Conventional wisdom would have you believe the latter, and apparently, most millennials agree. According to a recent Bankrate survey, a whopping 63% of people age 18-29 don’t have a credit card, compared with only 35% of people over 30 who live without plastic.

What’s causing the generational divide? For one thing, the Credit CARD Act of 2009 made it much harder for young people to get credit cards—for example by requiring under-21 years olds to have a co-signer, and keeping credit card companies off college campuses (where they once set up shop to offer gifts in exchange for a signed application).

But the other reason millennials don’t use credit cards is because they think it’s irresponsible. “The idea with a credit card is you’re essentially putting money down that you don’t have,” said one Bankrate survey participant.  Instead, many young people prefer to use a debit card so they aren’t tempted to spend above their means.

And theres the rub.

Unfortunately, this is one of those rare cases where the “responsible” choice can actually backfire on your finances. That’s because using a credit card is one of the easiest ways to build your credit history and credit score—two things you’ll need to, say, buy a house or open a business somewhere along the road.

The truth is, credit cards aren’t good or bad—they’re simply a tool that can be used to to do good or bad things for your financial situation. The trick is learning how to use a credit card to your advantage.

One simple rule

Thinking back to when my wife and I first combined our finances and wanted to start building our credit—how did we use credit cards to accomplish our goal? Like most people, we had credit card debt leftover from college, so we focused on paying it off first. We also followed all the typical advice, like never paying late if we could help it, never missing a payment, and using a rewards card to get free airline miles in exchange for our purchases.

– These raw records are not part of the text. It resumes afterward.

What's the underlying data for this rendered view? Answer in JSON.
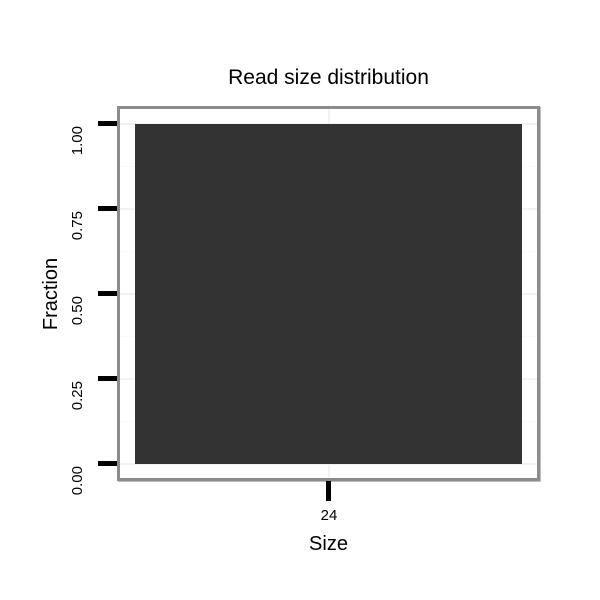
{
  "chart_data": {
    "type": "bar",
    "title": "Read size distribution",
    "xlabel": "Size",
    "ylabel": "Fraction",
    "categories": [
      "24"
    ],
    "values": [
      1.0
    ],
    "ylim": [
      0,
      1
    ],
    "ytick_labels": [
      "1.00",
      "0.75",
      "0.50",
      "0.25",
      "0.00"
    ],
    "legend_position": "none",
    "grid": "very-faint horizontal major/minor lines on white panel",
    "bar_color": "#333333",
    "panel_border_color": "#8c8c8c",
    "tick_color": "#000000",
    "background_color": "#ffffff"
  }
}
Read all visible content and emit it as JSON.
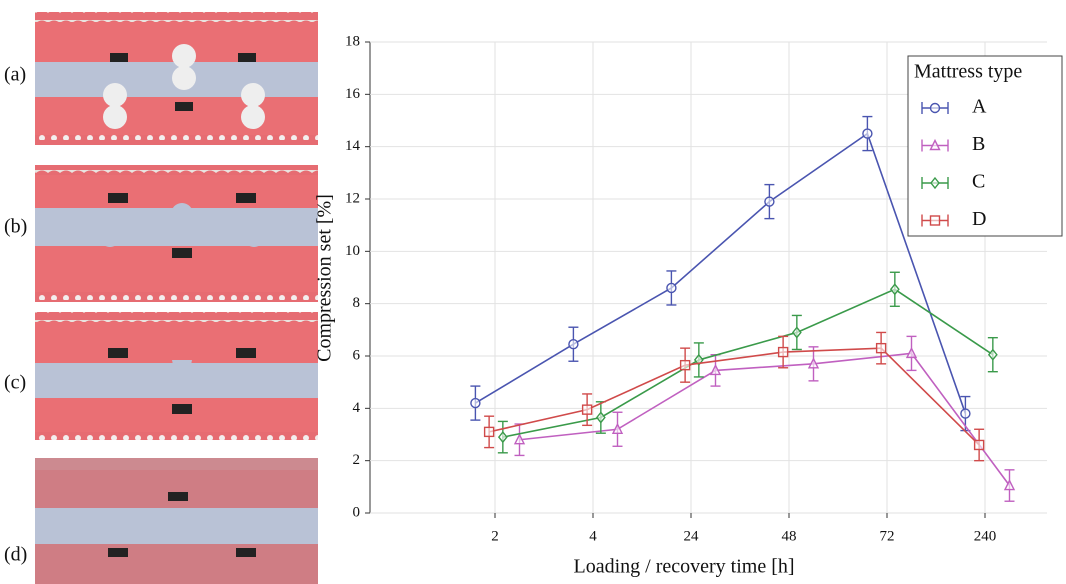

But most importantly, we followed one rule above all else:

We treated our credit card like a debit card.

We used our credit card regularly but tracked every transaction as though it was coming out of our checking account (using a homemade spreadsheet—although today there are tons of online tools that can help with this). Then, we paid it off in full every month.

It was that simple. Not only did this approach quickly increase our credit scores, but the credit card company also raised our limit. That second point was important later on, since it gave us more credit than we needed on a day-to-day basis (even as our expenses grew), and we had a bigger safety net in case something bad happened. It’s much harder to get a line of credit when you’ve lost a job or otherwise fallen on hard times, so it’s important to build it when things are going well.

The case for credit cards

Of course, the strategy I’m proposing takes discipline, which doesn’t come easily to everyone. If you struggle with overspending (as many people do), it’s understandable that you might want to remove the temptation by not applying for a card in the first place. Just remember that avoiding plastic means not establishing your credit history and credit score, which can hurt you somewhere down the line.

Also, most people have to rely on and responsibly use debt at some point in their lives (buying a home is a perfect example). That’s one of the reasons it’s much easier to get a credit card than qualify for a mortgage—credit cards are a good way to build your financial discipline while also building your credit, and the stakes are much lower with a small credit line than with a several hundred thousand dollar loan.

If you’re still concerned about overspending, start by addressing that behavior. Perhaps you need to get a better handle on your budget so you know what you can and can’t spend each month, or maybe you buy things for emotional reasons rather than practical ones. Whatever the cause may be, it’s better to get to the root of it now—because credit card or no credit card, overspending is a habit you’ll need to break if you want to reach your future financial goals.